Guidry mentioned the Yankees’ present No. 1 starter must go “out there with that mentality of, ‘I’m Gerrit Cole, come get me if you want me.’ And then you let the chips fall where they may.”
“Look, you either do it or you don’t,” Guidry mentioned when requested if he considered the stakes at hand in 1978. “No. If you start thinking about that, then yeah, you’ll bring pressure on yourself. But my job was to keep the game close. That’s all I tried to convince myself to do. You keep the game close, somebody gets a big hit, it should work out. And if you don’t, then you gave it your best. That’s all. Like I said, I do it or I don’t. There’s no in between.”
With Dent’s homer and Guidry’s left arm main the approach, that plan went as easily as the Yankees may have hoped. After vanquishing their archrivals, the 1978 Yankees defeated the Kansas City Royals in the American League Championship Series and the Los Angeles Dodgers in the World Series, with Dent being named the most useful participant of the World Series.
“If we wouldn’t have won everything, then probably all of these things I accomplished wouldn’t have meant as much,” Guidry mentioned.

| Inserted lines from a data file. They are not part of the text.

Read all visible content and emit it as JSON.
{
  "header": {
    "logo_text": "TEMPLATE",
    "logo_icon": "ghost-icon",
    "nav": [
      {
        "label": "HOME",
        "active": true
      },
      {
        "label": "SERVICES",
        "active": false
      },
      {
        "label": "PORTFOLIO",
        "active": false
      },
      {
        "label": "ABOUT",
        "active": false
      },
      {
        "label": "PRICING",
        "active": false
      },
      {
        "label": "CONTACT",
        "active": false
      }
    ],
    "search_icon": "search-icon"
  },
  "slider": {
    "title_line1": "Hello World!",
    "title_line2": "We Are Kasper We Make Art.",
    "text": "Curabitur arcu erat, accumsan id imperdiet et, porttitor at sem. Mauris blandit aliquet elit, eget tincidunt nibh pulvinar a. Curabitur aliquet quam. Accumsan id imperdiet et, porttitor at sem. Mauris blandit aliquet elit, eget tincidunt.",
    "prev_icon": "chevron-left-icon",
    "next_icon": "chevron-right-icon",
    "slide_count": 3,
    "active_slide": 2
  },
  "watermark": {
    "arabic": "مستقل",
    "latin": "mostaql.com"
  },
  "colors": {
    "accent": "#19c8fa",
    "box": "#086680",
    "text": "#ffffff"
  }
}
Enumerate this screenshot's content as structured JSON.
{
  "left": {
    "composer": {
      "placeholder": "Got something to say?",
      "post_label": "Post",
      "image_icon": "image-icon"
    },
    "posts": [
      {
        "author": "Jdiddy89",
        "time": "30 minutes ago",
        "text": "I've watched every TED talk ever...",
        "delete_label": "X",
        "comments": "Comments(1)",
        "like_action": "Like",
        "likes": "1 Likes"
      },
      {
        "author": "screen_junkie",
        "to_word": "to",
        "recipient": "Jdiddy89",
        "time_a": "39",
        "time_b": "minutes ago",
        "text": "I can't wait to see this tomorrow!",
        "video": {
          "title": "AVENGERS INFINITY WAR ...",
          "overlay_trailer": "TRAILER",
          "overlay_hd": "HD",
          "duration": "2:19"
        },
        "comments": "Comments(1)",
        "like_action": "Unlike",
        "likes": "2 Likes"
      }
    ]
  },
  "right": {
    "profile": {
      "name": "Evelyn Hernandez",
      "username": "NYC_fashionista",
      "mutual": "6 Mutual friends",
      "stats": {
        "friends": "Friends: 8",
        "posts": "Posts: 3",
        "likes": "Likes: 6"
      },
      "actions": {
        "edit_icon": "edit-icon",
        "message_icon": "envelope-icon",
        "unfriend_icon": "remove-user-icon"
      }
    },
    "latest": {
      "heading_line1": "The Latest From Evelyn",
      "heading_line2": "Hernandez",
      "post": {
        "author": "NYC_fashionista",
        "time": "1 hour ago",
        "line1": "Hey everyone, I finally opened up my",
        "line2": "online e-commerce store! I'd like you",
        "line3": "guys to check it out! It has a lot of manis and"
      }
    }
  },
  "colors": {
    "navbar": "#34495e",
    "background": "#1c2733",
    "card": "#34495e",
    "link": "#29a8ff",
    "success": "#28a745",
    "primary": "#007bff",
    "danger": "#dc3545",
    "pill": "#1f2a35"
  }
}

The postseason is a crapshoot, and this Yankees season has been a relentless curler coaster. The experience may screech to a halt Tuesday in Boston, or it may finish with a parade down the Canyon of Heroes in just a few weeks’ time.
However lengthy it might be, Guidry and Dent plan to observe alongside. And as for the latter’s actual recommendation? Don’t lose sight of the process at hand in enemy territory.
“You just gotta be locked in,” Dent mentioned. “You gotta be in the moment the whole game. Any time you’re playing in a game like that, you can’t drift off.
“Any mistake can cost you the game. That’s the way our team went about their business.”